A l’issue de cette procédure, le comité régional examine le dossier. Il rend son avis motivé à la caisse dans un délai de cent-dix jours francs à compter de sa saisine.
La caisse notifie immédiatement à la victime ou à ses représentants ainsi qu’à l’employeur la décision de reconnaissance ou de refus de reconnaissance de l’origine professionnelle de la maladie conforme à cet avis.”
En l’espèce, le courrier d’information envoyé par la caisse à la société [5] aux fins de l’informer de la saisine du CRRMP est daté du 28 janvier 2022. Celui-ci mentionne la possibilité de consulter et compléter le dossier jusqu’au 27 février 2022 et de formuler des observations jusqu’au 10 mars 2022, sans joindre de nouvelles pièces. La caisse justifie de l’envoi de ce courrier à la date du 31 janvier 2022 et de l’avis de réception qui n’est pas daté, la société ne contestant pas l’avoir reçu.
La société [5] fait valoir que le délai légal de 40 jours francs n’a pas été respecté dès lors que celui-ci ne peut partir qu’à compter du lendemain de la date de la réception de ce courrier alors que la caisse ne produit pas la preuve de la date de cette réception et qu’en tout état de cause, même si on retient pour le calcul du délai le lendemain de la date d’envoi qui elle, est certaine, soit le 1er février, le délai de 30 jours n’est pas respecté.
De son côté, la caisse soutient que ce délai démarre à compter de cette saisine et non pas à compter de la réception du courrier d’information de la saisine du CRRMP à la société et qu’en tout état de cause, les services postaux sont eux seuls fautifs de n’avoir pas mentionné la date sur l’avis de réception.
En premier lieu, dans la mesure où ce délai protège la possibilité, pour chaque partie, de venir consulter et enrichir le dossier dans un délai donné, il ne saurait démarrer de la date de saisine.

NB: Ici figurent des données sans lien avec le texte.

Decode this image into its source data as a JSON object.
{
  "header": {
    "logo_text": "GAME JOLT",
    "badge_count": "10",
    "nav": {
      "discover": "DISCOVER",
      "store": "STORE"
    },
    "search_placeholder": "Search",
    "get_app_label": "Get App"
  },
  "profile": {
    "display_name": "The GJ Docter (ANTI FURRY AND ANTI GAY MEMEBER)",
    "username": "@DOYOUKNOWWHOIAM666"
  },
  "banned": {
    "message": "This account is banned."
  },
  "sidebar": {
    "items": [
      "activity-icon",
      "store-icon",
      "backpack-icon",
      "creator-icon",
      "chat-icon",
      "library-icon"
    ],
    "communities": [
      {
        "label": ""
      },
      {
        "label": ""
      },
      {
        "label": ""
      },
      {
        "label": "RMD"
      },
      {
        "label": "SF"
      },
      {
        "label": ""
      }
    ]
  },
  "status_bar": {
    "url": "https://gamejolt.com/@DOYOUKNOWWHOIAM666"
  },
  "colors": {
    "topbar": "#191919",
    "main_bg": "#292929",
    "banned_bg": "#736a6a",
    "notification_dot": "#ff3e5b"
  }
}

En outre, quand bien même l’avis de réception ne serait pas daté, le courrier d’information ayant été envoyé par la caisse le 31 janvier, il ne pouvait respecter les 30 jours francs laissés aux parties et en particulier à l’employeur pour consulter et enrichir le dossier puisque ce délai se terminait le 27 février 2022.

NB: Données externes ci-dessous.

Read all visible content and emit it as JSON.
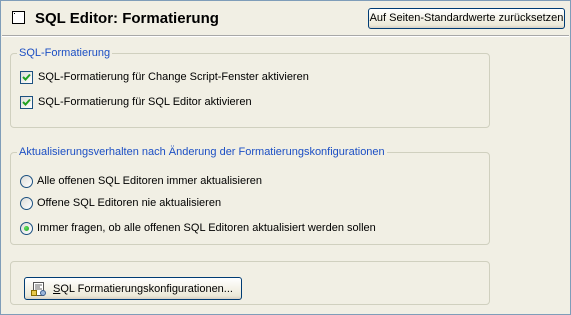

En conséquence, il y a lieu de déclarer inopposable à la société [5] la décision de la caisse en date du 27 mai 2022 prenant en charge, au titre de la législation sur les risques professionnels, la maladie déclarée le 30 juin 2021 par M. [I] [J].
En conséquence, sans qu’il ne soit besoin de se prononcer sur la demande de désignation d’un second CRRMP, il convient de déclarer inopposable à l’employeur la décision de la caisse primaire d’assurance maladie des Yvelines du 27 mai 2022 prenant en charge au titre de la législation sur les risques professionnels la maladie déclarée par M. [I] [J].
Sur les dépens
Aux termes de l’article 696 du code de procédure civile, la partie perdante est condamnée aux dépens, à moins que le juge, par décision motivée, n’en mette la totalité ou une fraction à la charge d’une autre partie.

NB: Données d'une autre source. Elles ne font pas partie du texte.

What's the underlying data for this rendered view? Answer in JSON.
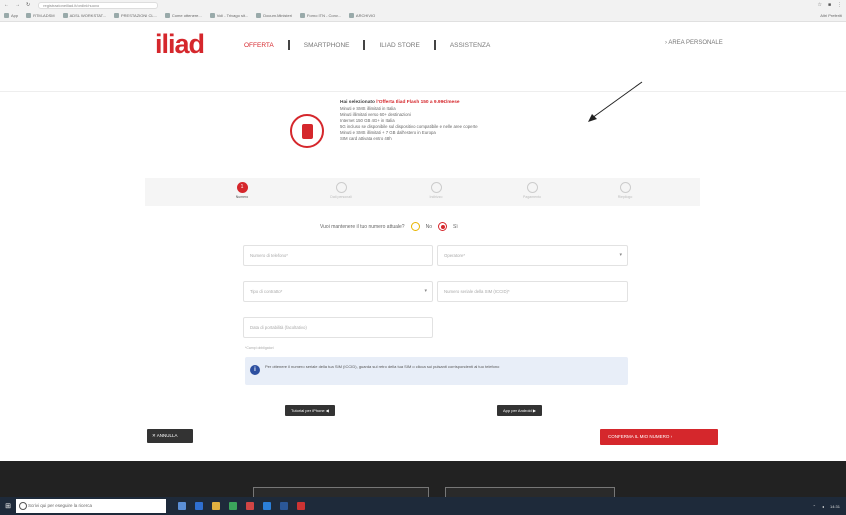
{
  "browser": {
    "url": "registrazioneiliad.it/ordini/nuovo",
    "bookmarks": [
      "App",
      "RTM-ADSM",
      "ADSL WORKSTAT...",
      "PRESTAZIONI CL...",
      "Come ottenere...",
      "Voli - Trivago sit...",
      "Docum.Ministeri",
      "Forno ITN - Conv...",
      "ARCHIVIO"
    ],
    "bookmarks_right": "Altri Preferiti"
  },
  "header": {
    "logo": "iliad",
    "menu": [
      "OFFERTA",
      "SMARTPHONE",
      "ILIAD STORE",
      "ASSISTENZA"
    ],
    "area_personale": "AREA PERSONALE"
  },
  "offer": {
    "headline_prefix": "Hai selezionato ",
    "headline_offer": "l'Offerta Iliad Flash 150 a 9.99€/mese",
    "lines": [
      "Minuti e SMS illimitati in Italia",
      "Minuti illimitati verso 60+ destinazioni",
      "Internet 150 GB 4G+ in Italia",
      "5G incluso se disponibile sul dispositivo compatibile e nelle aree coperte",
      "Minuti e SMS illimitati + 7 GB dall'estero in Europa",
      "SIM card attivata entro 48h"
    ]
  },
  "steps": [
    {
      "num": "1",
      "label": "Numero",
      "active": true
    },
    {
      "num": "",
      "label": "Dati personali",
      "active": false
    },
    {
      "num": "",
      "label": "Indirizzo",
      "active": false
    },
    {
      "num": "",
      "label": "Pagamento",
      "active": false
    },
    {
      "num": "",
      "label": "Riepilogo",
      "active": false
    }
  ],
  "form": {
    "question": "Vuoi mantenere il tuo numero attuale?",
    "option_no": "No",
    "option_yes": "Sì",
    "phone_placeholder": "Numero di telefono*",
    "operator_placeholder": "Operatore*",
    "contract_placeholder": "Tipo di contratto*",
    "iccid_placeholder": "Numero seriale della SIM (ICCID)*",
    "date_placeholder": "Data di portabilità (facoltativo)",
    "required_note": "*Campi obbligatori",
    "info_text": "Per ottenere il numero seriale della tua SIM (ICCID), guarda sul retro della tua SIM o clicca sui pulsanti corrispondenti al tuo telefono"
  },
  "tutorials": {
    "iphone": "Tutorial per iPhone",
    "android": "App per Android"
  },
  "actions": {
    "cancel": "ANNULLA",
    "confirm": "CONFERMA IL MIO NUMERO"
  },
  "taskbar": {
    "search_placeholder": "Scrivi qui per eseguire la ricerca",
    "time": "14:31"
  },
  "colors": {
    "brand": "#d5272c",
    "info_bg": "#e8eef8"
  }
}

La caisse, succombant à ses demandes, est condamnée aux entiers dépens de l’instance.
PAR CES MOTIFS
Le Tribunal, statuant après débats en audience publique, par jugement contradictoire rendu en premier ressort, mis à disposition au greffe le 04 novembre 2024 ;
DECLARE inopposable à la société [5] la décision de la caisse primaire d’assurance maladie des Yvelines en date du 27 mai 2022 prenant en charge, au titre de la législation sur les risques professionnels, la maladie déclarée par M. [I] [J] le 30 juin 2021,
DEBOUTE les parties de leurs demandes plus amples ou contraires ;
CONDAMNE la caisse primaire d’assurance maladie des Yvelines aux entiers dépens.
Dit que tout appel de la présente décision doit, à peine de forclusion, être interjeté dans le mois de la réception de la notification de la présente décision.